Part of Praeger's Media and Society Series, this volume breaks new ground in television studies as the first booklength study of an individual television producer. Robert J. Thompson examines the work of Stephen J. Cannell, one of television's most prolific and successful producers. Thompson uses theories of film authorship revised for application to television texts and provides close analysis of Cannell's programs, including individual episodes of The Rockford Files, The A-Team, and The Greatest American Hero.

Moving away from the notion that a television series is the creation of an individual author, the book begins with a look at the televisionmaker. Thompson probes the polyauthorial nature of the medium and introduces a new method of studying television authorship. The book then turns to Cannell and a study of his career, focusing on how he developed the formula for his many highly rated television series.
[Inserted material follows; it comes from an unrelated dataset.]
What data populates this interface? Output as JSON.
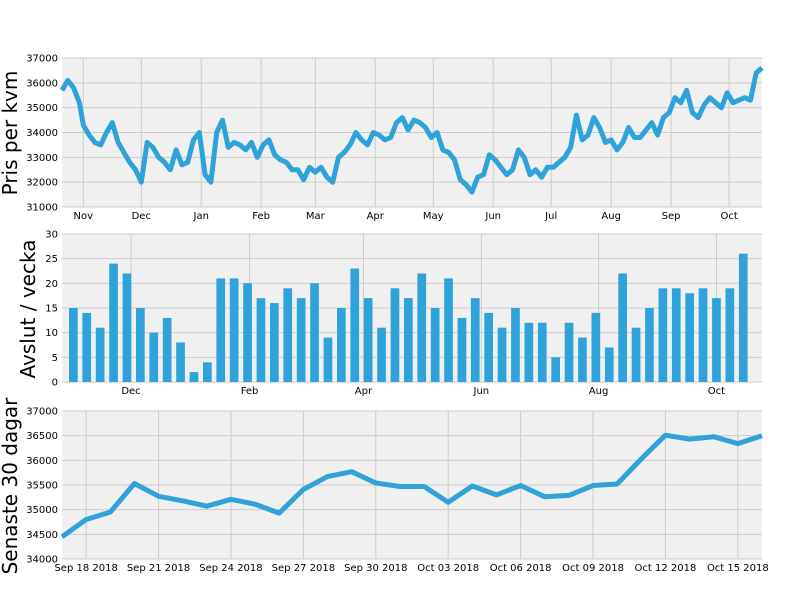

Students and teachers of television and television criticism will find Adventures on Prime Time a source of stimulating ideas about the nature of the medium.

About the author (1990)

ROBERT J. THOMPSON is an Associate Professor at the State University of New York at Cortland, the Director of the Radio-TV-Film N.H.S.I summer program at Northwestern University, and an occasional visiting Professor at Cornell University. In addition to the present volume, he is the co-editor of two anthologies of essays entitled Television Studies: Textual Analysis (Praeger) and Making Television: Authorship and the Production Process (Praeger).